Rosamund knew Lord Avonley too well to harass him with further petitions and explanations. Equally vain was it to attempt to persuade Beauchamp. He made use of the house in London, where he met his uncle occasionally, and he called at Steynham for money, that he could have obtained upon the one condition, which was no sooner mentioned than fiery words flew in the room, and the two separated. The leaden look in Beauchamp, noticed by Cecilia Halkett in their latest interview, was deepening, and was of itself a displeasure to Lord Avonley, who liked flourishing faces, and said: 'That fellow's getting the look of a sweating smith': presumptively in the act of heating his poker at the furnace to stir the country.

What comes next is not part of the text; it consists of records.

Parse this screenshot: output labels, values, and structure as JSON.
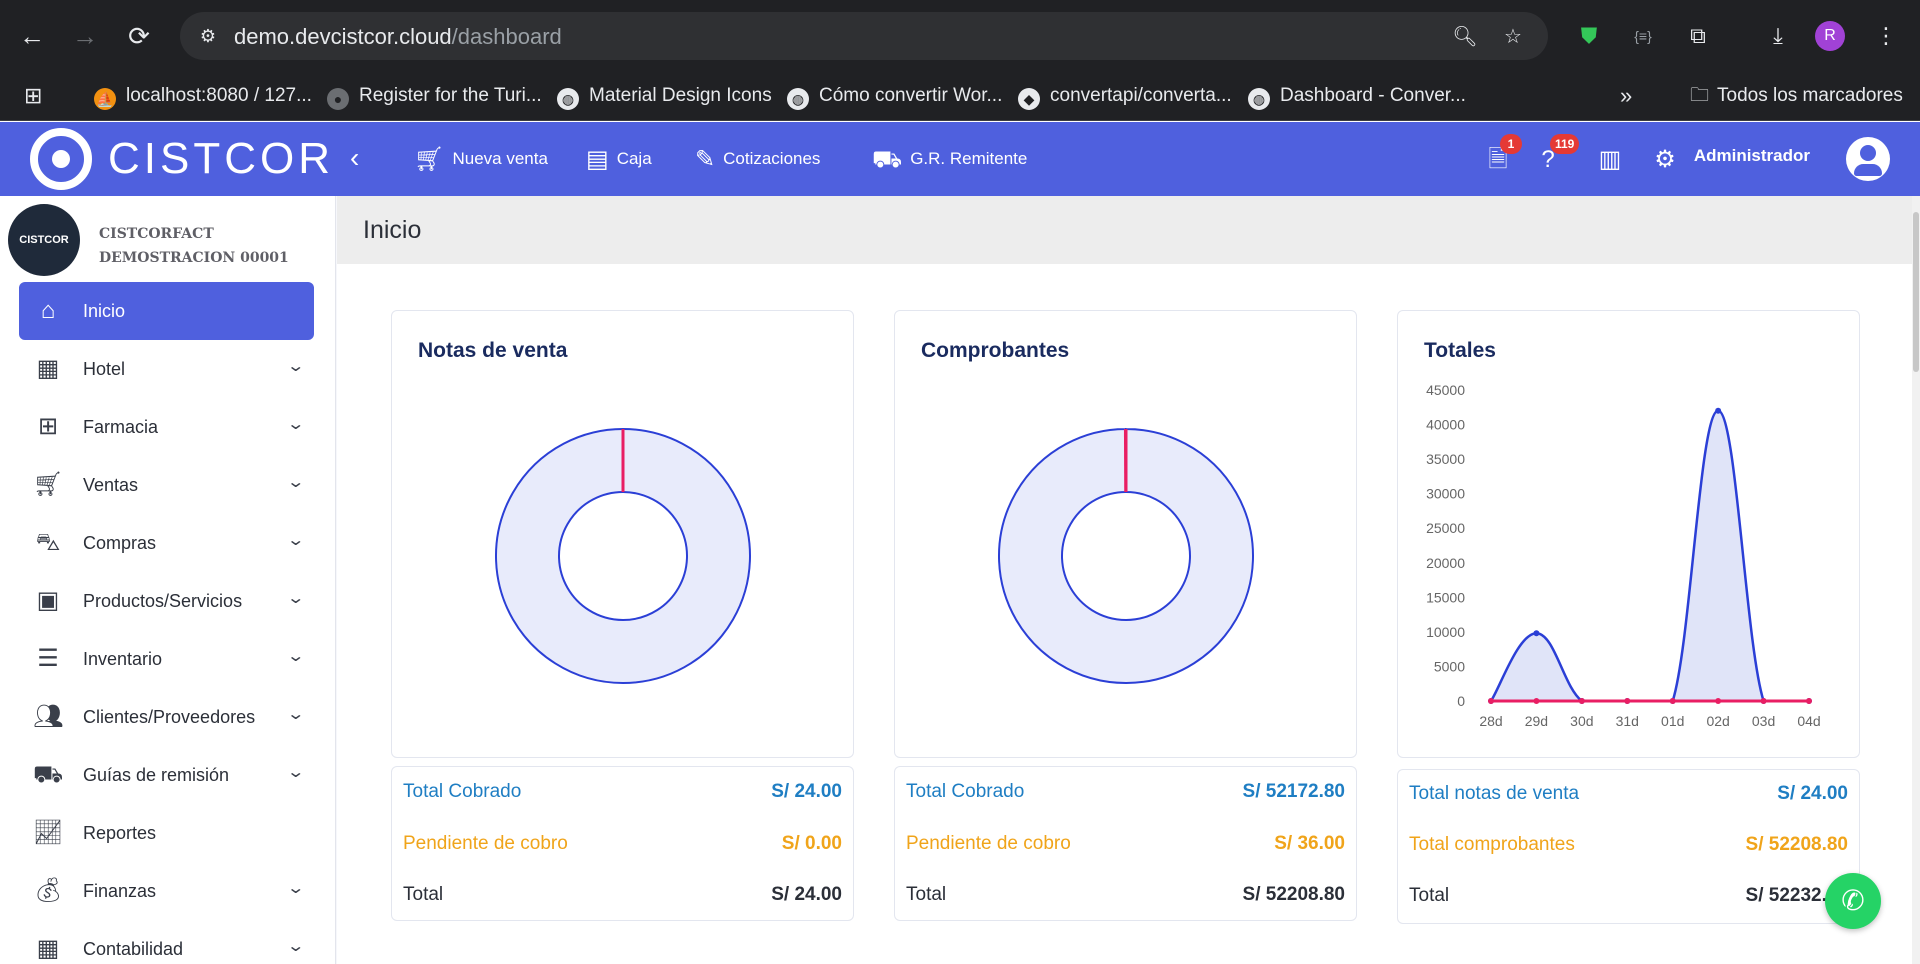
{
  "browser": {
    "url_domain": "demo.devcistcor.cloud",
    "url_path": "/dashboard",
    "profile_initial": "R",
    "bookmarks": [
      "localhost:8080 / 127...",
      "Register for the Turi...",
      "Material Design Icons",
      "Cómo convertir Wor...",
      "convertapi/converta...",
      "Dashboard - Conver..."
    ],
    "all_bookmarks_label": "Todos los marcadores"
  },
  "brand": {
    "name": "CISTCOR"
  },
  "topbar": {
    "items": [
      "Nueva venta",
      "Caja",
      "Cotizaciones",
      "G.R. Remitente"
    ],
    "badge_docs": "1",
    "badge_help": "119",
    "user_name": "Administrador"
  },
  "company": {
    "logo_text": "CISTCOR",
    "line1": "CISTCORFACT",
    "line2": "DEMOSTRACION 00001"
  },
  "sidebar": {
    "items": [
      {
        "label": "Inicio",
        "icon": "home-icon",
        "active": true,
        "expandable": false
      },
      {
        "label": "Hotel",
        "icon": "hotel-icon",
        "active": false,
        "expandable": true
      },
      {
        "label": "Farmacia",
        "icon": "pharmacy-icon",
        "active": false,
        "expandable": true
      },
      {
        "label": "Ventas",
        "icon": "cart-plus-icon",
        "active": false,
        "expandable": true
      },
      {
        "label": "Compras",
        "icon": "dolly-icon",
        "active": false,
        "expandable": true
      },
      {
        "label": "Productos/Servicios",
        "icon": "boxes-icon",
        "active": false,
        "expandable": true
      },
      {
        "label": "Inventario",
        "icon": "checklist-icon",
        "active": false,
        "expandable": true
      },
      {
        "label": "Clientes/Proveedores",
        "icon": "users-icon",
        "active": false,
        "expandable": true
      },
      {
        "label": "Guías de remisión",
        "icon": "truck-icon",
        "active": false,
        "expandable": true
      },
      {
        "label": "Reportes",
        "icon": "chart-line-icon",
        "active": false,
        "expandable": false
      },
      {
        "label": "Finanzas",
        "icon": "money-bag-icon",
        "active": false,
        "expandable": true
      },
      {
        "label": "Contabilidad",
        "icon": "calculator-icon",
        "active": false,
        "expandable": true
      }
    ]
  },
  "page": {
    "title": "Inicio"
  },
  "cards": {
    "notas": {
      "title": "Notas de venta",
      "rows": [
        {
          "label": "Total Cobrado",
          "value": "S/ 24.00"
        },
        {
          "label": "Pendiente de cobro",
          "value": "S/ 0.00"
        },
        {
          "label": "Total",
          "value": "S/ 24.00"
        }
      ]
    },
    "comprobantes": {
      "title": "Comprobantes",
      "rows": [
        {
          "label": "Total Cobrado",
          "value": "S/ 52172.80"
        },
        {
          "label": "Pendiente de cobro",
          "value": "S/ 36.00"
        },
        {
          "label": "Total",
          "value": "S/ 52208.80"
        }
      ]
    },
    "totales": {
      "title": "Totales",
      "rows": [
        {
          "label": "Total notas de venta",
          "value": "S/ 24.00"
        },
        {
          "label": "Total comprobantes",
          "value": "S/ 52208.80"
        },
        {
          "label": "Total",
          "value": "S/ 52232.80"
        }
      ]
    }
  },
  "chart_data": [
    {
      "type": "pie",
      "variant": "doughnut",
      "labels": [
        "Total Cobrado",
        "Pendiente de cobro"
      ],
      "values": [
        24.0,
        0.0
      ],
      "colors": [
        "#e8ebfb",
        "#e91e63"
      ],
      "border": "#2b3fd6"
    },
    {
      "type": "pie",
      "variant": "doughnut",
      "labels": [
        "Total Cobrado",
        "Pendiente de cobro"
      ],
      "values": [
        52172.8,
        36.0
      ],
      "colors": [
        "#e8ebfb",
        "#e91e63"
      ],
      "border": "#2b3fd6"
    },
    {
      "type": "area",
      "x": [
        "28d",
        "29d",
        "30d",
        "31d",
        "01d",
        "02d",
        "03d",
        "04d"
      ],
      "series": [
        {
          "values": [
            0,
            9800,
            0,
            0,
            0,
            42000,
            0,
            0
          ],
          "color": "#2b3fd6",
          "fill": "#e0e4f8"
        },
        {
          "values": [
            0,
            0,
            0,
            0,
            0,
            0,
            0,
            0
          ],
          "color": "#e91e63"
        }
      ],
      "yticks": [
        0,
        5000,
        10000,
        15000,
        20000,
        25000,
        30000,
        35000,
        40000,
        45000
      ],
      "ylim": [
        0,
        45000
      ]
    }
  ]
}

It now became an offence to him that Beauchamp should continue doing this in the speeches and lectures he was reported to be delivering; he stamped his foot at the sight of his nephew's name in the daily journals; a novel sentiment of social indignation was expressed by his crying out, at the next request for money: 'Money to prime you to turn the country into a rat-hole? Not a square inch of Pennsylvanian paper-bonds! What right have you to be lecturing and orationing? You've no knowledge. All you've got is your instincts, and that you show in your readiness to exhibit them like a monkey. You ought to be turned inside out on your own stage. You've lumped your brains on a point or two about Land, and Commonland, and the Suffrage, and you pound away upon them, as if you had the key of the difficulty. It's the Scotchman's metaphysics; you know nothing clear, and your working-classes know nothing at all; and you blow them with wind like an over-stuffed cow. What you're driving at is to get hob-nail boots to dance on our heads. Stukely says you should be off over to Ireland. There you'd swim in your element, and have speechifying from instinct, and howling and pummelling too, enough to last you out. I 'll hand you money for that expedition. You're one above the number wanted here. You've a look of bad powder fit only to flash in the pan. I saved you from the post of public donkey, by keeping you out of Parliament. You're braying and kicking your worst for it still at these meetings of yours. A naval officer preaching about Republicanism and parcelling out the Land!'

Beauchamp replied quietly, 'The lectures I read are Dr. Shrapnel's. When I speak I have his knowledge to back my deficiencies. He is too ill to work, and I consider it my duty to do as much of his work as I can undertake.'

'Ha! You're the old infidel's Amen clerk. It would rather astonish orthodox congregations to see clerks in our churches getting into the pulpit to read the sermon for sick clergymen,' said Lord Avonley. His countenance furrowed. 'I'll pay that bill,' he added.